Por eso, como ciudadanos activos políticamente, debemos reconocer y entender que la biodiversidad es nuestra mayor riqueza, que desastres como el que tenemos que presenciar hoy en “La Lisama” —y que son inherentes a la explotación de hidrocarburos— no se pueden tolerar; debemos exigir a nuestros dirigentes y a los candidatos presidenciales actuales instalar en el primer plano de la discusión los efectos del cambio climático en nuestros territorios y entender que el único camino que nos queda es el de la transición energética para la construcción de estructuras ambientalmente resilientes en términos económicos, políticos y sociales.
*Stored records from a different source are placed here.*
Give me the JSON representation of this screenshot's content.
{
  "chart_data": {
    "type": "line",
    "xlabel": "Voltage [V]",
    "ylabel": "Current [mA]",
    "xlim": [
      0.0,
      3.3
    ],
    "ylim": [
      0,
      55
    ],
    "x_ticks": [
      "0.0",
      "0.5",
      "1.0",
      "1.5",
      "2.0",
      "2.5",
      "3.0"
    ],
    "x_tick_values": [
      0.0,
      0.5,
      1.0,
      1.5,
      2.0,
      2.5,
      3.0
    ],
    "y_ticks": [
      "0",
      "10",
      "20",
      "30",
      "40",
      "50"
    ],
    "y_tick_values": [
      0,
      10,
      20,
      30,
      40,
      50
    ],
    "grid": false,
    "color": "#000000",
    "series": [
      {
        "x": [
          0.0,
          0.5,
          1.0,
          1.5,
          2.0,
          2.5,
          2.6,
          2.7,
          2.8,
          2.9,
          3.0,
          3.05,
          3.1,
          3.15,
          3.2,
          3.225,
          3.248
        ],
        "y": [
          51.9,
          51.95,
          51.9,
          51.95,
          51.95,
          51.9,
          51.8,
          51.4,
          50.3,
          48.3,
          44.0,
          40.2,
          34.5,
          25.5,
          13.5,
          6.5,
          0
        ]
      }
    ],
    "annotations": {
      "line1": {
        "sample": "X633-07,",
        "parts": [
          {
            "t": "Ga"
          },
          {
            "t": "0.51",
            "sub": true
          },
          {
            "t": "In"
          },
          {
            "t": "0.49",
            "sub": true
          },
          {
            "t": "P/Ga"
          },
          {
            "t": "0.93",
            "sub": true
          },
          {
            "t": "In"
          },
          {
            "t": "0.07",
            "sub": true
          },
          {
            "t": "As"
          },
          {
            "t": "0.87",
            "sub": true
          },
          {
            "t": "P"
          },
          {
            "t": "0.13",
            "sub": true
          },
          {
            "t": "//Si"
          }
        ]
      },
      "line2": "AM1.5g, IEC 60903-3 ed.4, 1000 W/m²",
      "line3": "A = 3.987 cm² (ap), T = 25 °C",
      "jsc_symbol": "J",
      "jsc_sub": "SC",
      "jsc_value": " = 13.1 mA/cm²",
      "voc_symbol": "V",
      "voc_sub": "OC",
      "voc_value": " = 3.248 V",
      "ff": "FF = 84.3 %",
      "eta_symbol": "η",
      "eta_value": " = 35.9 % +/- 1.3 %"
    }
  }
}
Ejercer la violencia sobre los territorios a través del extractivismo es consecuencia de una construcción ideológica que hasta hoy no hemos logrado desmontar, en la que la naturaleza tropical es un obstáculo para el proyecto civilizatorio que copiamos del norte deforestado. Necesitamos reconciliarlos con nuestra naturaleza, darnos una nueva oportunidad para entender y aprehender los rincones de esta casa común megadiversa que habitamos; como lo recalca Felipe Martínez Pinzón, “entender cómo se ha construido la experiencia de la civilización en el trópico y sus nefastas consecuencias, es un paso previo para rescatar otras formas de vivir el espacio, tropicalizando el trópico, para no ver el territorio como enemigo de la nación sino como una parte constitutiva de ella”.